In fact, most of them know of my weekly tattered reverie, and are a bit reserved about revealing much. Except Schmacko, a friend of everyone I know but me, who doesn't like my column at all.
"Don't worry," he pipes. "You'll all be included in his column."
Party crasher.
Out of the corner of my eye, I recognize one of the girls, but am not sure whether it's just my dilated pupil snagging on an eyelash. Turns out, oddly, that my memory serves me correctly. It's Sasha. Sasha and I go way back, actually, to when I used to shave my soul in Tallahassee.
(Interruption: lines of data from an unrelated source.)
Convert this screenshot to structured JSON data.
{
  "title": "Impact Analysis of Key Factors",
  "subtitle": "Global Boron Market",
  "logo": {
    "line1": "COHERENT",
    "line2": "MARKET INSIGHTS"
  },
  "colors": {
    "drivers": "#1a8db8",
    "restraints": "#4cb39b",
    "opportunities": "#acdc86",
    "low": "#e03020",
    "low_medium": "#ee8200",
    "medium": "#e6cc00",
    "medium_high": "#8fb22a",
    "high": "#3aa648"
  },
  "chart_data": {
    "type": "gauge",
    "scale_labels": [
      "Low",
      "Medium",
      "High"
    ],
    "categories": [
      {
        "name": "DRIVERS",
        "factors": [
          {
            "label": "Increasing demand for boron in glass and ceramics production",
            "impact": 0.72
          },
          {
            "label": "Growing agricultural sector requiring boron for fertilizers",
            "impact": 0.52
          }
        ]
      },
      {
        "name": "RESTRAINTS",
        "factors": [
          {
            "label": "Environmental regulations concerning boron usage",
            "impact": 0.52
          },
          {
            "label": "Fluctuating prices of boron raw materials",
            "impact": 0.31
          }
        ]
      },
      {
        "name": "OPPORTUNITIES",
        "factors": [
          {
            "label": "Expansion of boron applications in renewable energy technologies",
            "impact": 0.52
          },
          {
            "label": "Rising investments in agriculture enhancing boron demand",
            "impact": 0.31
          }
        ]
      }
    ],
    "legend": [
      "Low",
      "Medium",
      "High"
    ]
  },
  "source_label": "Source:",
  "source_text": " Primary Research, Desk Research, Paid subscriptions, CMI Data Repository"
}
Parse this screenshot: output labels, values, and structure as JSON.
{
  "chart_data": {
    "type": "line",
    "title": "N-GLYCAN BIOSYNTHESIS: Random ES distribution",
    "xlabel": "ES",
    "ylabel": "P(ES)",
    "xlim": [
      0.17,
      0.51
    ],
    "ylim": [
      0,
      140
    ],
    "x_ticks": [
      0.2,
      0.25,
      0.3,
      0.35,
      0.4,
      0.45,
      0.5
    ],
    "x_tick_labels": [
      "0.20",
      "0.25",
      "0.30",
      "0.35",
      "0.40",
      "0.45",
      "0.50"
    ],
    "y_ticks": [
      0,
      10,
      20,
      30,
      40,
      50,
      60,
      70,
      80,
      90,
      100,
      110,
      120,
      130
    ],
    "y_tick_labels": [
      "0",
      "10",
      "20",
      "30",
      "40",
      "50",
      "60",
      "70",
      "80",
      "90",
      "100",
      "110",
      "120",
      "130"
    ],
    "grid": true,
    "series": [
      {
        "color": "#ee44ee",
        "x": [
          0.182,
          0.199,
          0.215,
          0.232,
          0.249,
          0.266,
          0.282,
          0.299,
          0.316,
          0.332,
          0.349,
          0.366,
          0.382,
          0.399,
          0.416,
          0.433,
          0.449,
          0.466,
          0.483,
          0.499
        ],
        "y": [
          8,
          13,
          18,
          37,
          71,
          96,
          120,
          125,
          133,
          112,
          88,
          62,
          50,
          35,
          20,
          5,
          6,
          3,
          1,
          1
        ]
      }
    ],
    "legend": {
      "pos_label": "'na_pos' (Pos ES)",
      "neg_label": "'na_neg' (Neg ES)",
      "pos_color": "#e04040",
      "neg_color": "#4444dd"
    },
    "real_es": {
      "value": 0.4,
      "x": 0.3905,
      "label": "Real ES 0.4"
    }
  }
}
In another life, when I was prostituting myself for CD singles at record shows, Sasha was my main competition, always pre-reserving the latest Japanese obi-stripped picture disc of Nick Rhodes farting, before I could even scratch my wallet for monetary dust. Hell, I even worked at the record shows. In short, I hated her.
"Omigod! I knew it was you!" stealing my (sound of) thunder, then turning to the rest of the tribe. "In Atlanta, in '93, Billy saved my life. I had really bad seats, and he let me come up to the front with him!"
I did? OK.
Anyway, the dinner goes really well. It turns out that all of these people are of sufficient mental capacity to conceal their insanity, and surely in the name of the love of Duran Duran we are able to connect with each other like longtime friends. Relatively few inside jokes sputter and bounce, while a general conviviality gains its requisite momentum. You know, the reflex, what a game.
"You interviewed Simon?" digs Sasha, implying that she could make his chicken curl before I could.
"Yeah, I had him," I uncharacteristically embellish the truth.
And then we kill each other. Well, not really. But Sasha does receive an actual full-length chicken bone in her penne pasta, and the whole evening seems to come to a stop because of it. A bone in the flute, as they say, and then it's over. Shanna, the waitress, can't figure out how to compile separate receipts, and the world seems more stupid for it, and I ought to throw in my (ragged) tiger towel and go home.
But I don't.
The group decides to reconvene at the Independent Bar, presumably to pay witness to my downfall, because that's where I typically crash, then burn. There's only so long you can hold this projected elation up before you're aching for a drink-too-strong and a Depeche Mode song. There, the studded belt will force a Mind Eraser shot upon me in spite of my arms a-twisted, and from there the deal is sealed.
A girl comes running up to me with a T-shirt and a ballpoint pen, and I'm hoping she's intending some sort of MacGyver homicide. Instead, it's odd praise.
"My boyfriend would be too scared say this, but he loves you. We came in here because we saw you outside. Will you sign this shirt for him?"
"Well, I don't usually sign autographs," I Nick Rhodes. "Mostly because usually nobody asks."
And then I do, for the first time in my life. Sadly, it's the last step at the end of my cliff. By the time my friend Jennifer pops in for her usual den-mothering, I'm out of my gourd, blathering about the falsehood of my being and the election. I'm blue in a red state.
"You need to go home," she snips my line.
I do. But I'll be flying in second class, thank you.